Research Overview

Research in the group is driven by our fascination in the structural chemistry of condensed matter and its ties to the material properties. On-going research projects are:

  • High-Pressure Crystal Chemistry of Soft Materials
  • Barocaloric Properties of Coordination Polymers
  • Information Theory in the Analysis of Crystalline Matter & Molecules
  • Chemical and Structural Flexibility of Coordination Polymers

Our current material platform are coordination polymers and related materials. We harness their chemical diversity in the search for materials with improved, new and unexpected properties – the goal is to develop an in-depth understanding of their crystal chemistry as the basis for rational material design. Focus is given to temperature and pressure responsive behaviour such as phase transitions, mechanical properties, negative linear and area compressibilities and negative thermal expansion. While openly fundamental in its nature, our research has strong relations to various applied areas ranging from cooling technologies, material processing and stability, and photovoltaics.

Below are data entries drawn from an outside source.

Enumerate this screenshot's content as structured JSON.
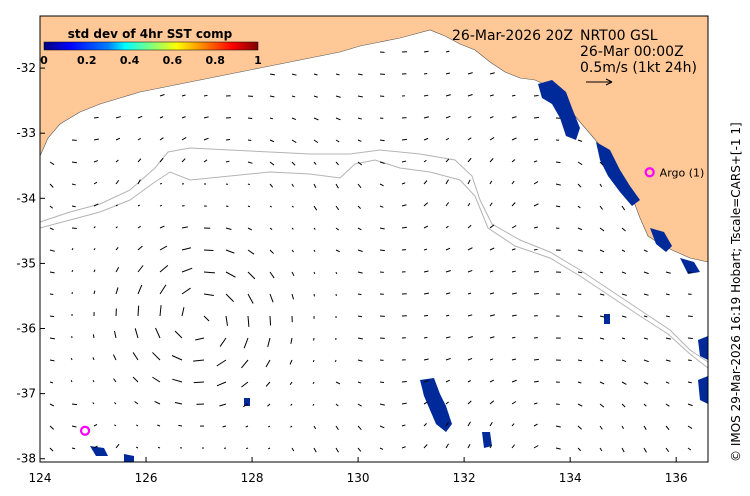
{
  "header": {
    "timestamp": "26-Mar-2026 20Z",
    "product": "NRT00 GSL",
    "product_time": "26-Mar 00:00Z",
    "vector_scale": "0.5m/s (1kt 24h)"
  },
  "colorbar": {
    "title": "std dev of 4hr SST comp",
    "ticks": [
      "0",
      "0.2",
      "0.4",
      "0.6",
      "0.8",
      "1"
    ],
    "colors": [
      "#00007f",
      "#0000ff",
      "#007fff",
      "#00ffff",
      "#7fff7f",
      "#ffff00",
      "#ff7f00",
      "#ff0000",
      "#7f0000"
    ]
  },
  "axes": {
    "x_ticks": [
      "124",
      "126",
      "128",
      "130",
      "132",
      "134",
      "136"
    ],
    "y_ticks": [
      "-32",
      "-33",
      "-34",
      "-35",
      "-36",
      "-37",
      "-38"
    ],
    "xlim": [
      124,
      136.6
    ],
    "ylim": [
      -38.05,
      -31.2
    ]
  },
  "markers": {
    "argo_label": "Argo (1)",
    "argo_lon": 135.5,
    "argo_lat": -33.6,
    "float_lon": 124.85,
    "float_lat": -37.57,
    "color": "#ff00ff"
  },
  "credit": "© IMOS 29-Mar-2026 16:19 Hobart; Tscale=CARS+[-1 1]",
  "colors": {
    "land": "#ffc896",
    "data_high": "#002a9a",
    "contour": "#b4b4b4",
    "arrow": "#000000"
  }
}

In the pursuit to pin down the relation between composition, structure, and properties, we continuously expand and improve experimental, analytical, and computational methods. Synthesis is complemented by state-of-the-art diffraction and scattering techniques as available at large scale synchrotron and neutron facilities, and custom-made computational tools help us to manage big data and guide us in the interpretation of experimental outcomes.

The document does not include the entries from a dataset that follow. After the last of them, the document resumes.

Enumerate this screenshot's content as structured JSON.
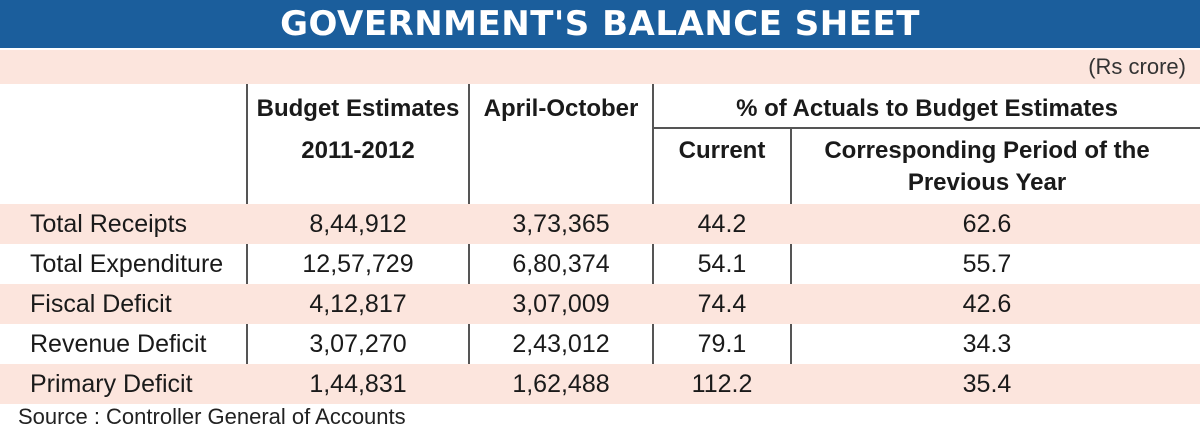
{
  "title": "GOVERNMENT'S BALANCE SHEET",
  "unit": "(Rs crore)",
  "headers": {
    "budget_line1": "Budget Estimates",
    "budget_line2": "2011-2012",
    "april_october": "April-October",
    "pct_group": "% of Actuals to Budget Estimates",
    "current": "Current",
    "prev_line1": "Corresponding Period of the",
    "prev_line2": "Previous Year"
  },
  "rows": [
    {
      "label": "Total Receipts",
      "budget": "8,44,912",
      "apr_oct": "3,73,365",
      "current": "44.2",
      "previous": "62.6"
    },
    {
      "label": "Total Expenditure",
      "budget": "12,57,729",
      "apr_oct": "6,80,374",
      "current": "54.1",
      "previous": "55.7"
    },
    {
      "label": "Fiscal Deficit",
      "budget": "4,12,817",
      "apr_oct": "3,07,009",
      "current": "74.4",
      "previous": "42.6"
    },
    {
      "label": "Revenue Deficit",
      "budget": "3,07,270",
      "apr_oct": "2,43,012",
      "current": "79.1",
      "previous": "34.3"
    },
    {
      "label": "Primary Deficit",
      "budget": "1,44,831",
      "apr_oct": "1,62,488",
      "current": "112.2",
      "previous": "35.4"
    }
  ],
  "source": "Source : Controller General of Accounts",
  "colors": {
    "title_bg": "#1b5e9c",
    "shade": "#fce5dd"
  },
  "chart_data": {
    "type": "table",
    "title": "GOVERNMENT'S BALANCE SHEET",
    "unit": "(Rs crore)",
    "columns": [
      "Budget Estimates 2011-2012",
      "April-October",
      "% of Actuals to Budget Estimates: Current",
      "% of Actuals to Budget Estimates: Corresponding Period of the Previous Year"
    ],
    "rows": [
      "Total Receipts",
      "Total Expenditure",
      "Fiscal Deficit",
      "Revenue Deficit",
      "Primary Deficit"
    ],
    "values": [
      [
        844912,
        373365,
        44.2,
        62.6
      ],
      [
        1257729,
        680374,
        54.1,
        55.7
      ],
      [
        412817,
        307009,
        74.4,
        42.6
      ],
      [
        307270,
        243012,
        79.1,
        34.3
      ],
      [
        144831,
        162488,
        112.2,
        35.4
      ]
    ]
  }
}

Some overview publications:
  • C. L. Hobday, G. Kieslich. Structural flexibility in crystalline coordination polymers: a journey along the underlying free energy landscape. Dalton Trans. 2021, 50, 3759-3768.
  • A. K. Cheetham, G. Kieslich, H.-M. H. Yeung. Thermodynamic and Kinetic Effects in the Crystallization of Metal-Organic Frameworks. Acc. Chem. Res. 2018, 51, 659-667.
  • S. Burger, M. Ehrenreich, G. Kieslich. Tolerance Factors of hybrid perovskites: recent improvements and current state of research. J. Mater. Chem. A, 2018, 6, 21785-21793.
  • G. Kieslich, A. Goodwin. The same and not the same: Molecular perovskites and their solid-state analogues. Mater. Horiz. 2017, 4, 362-366.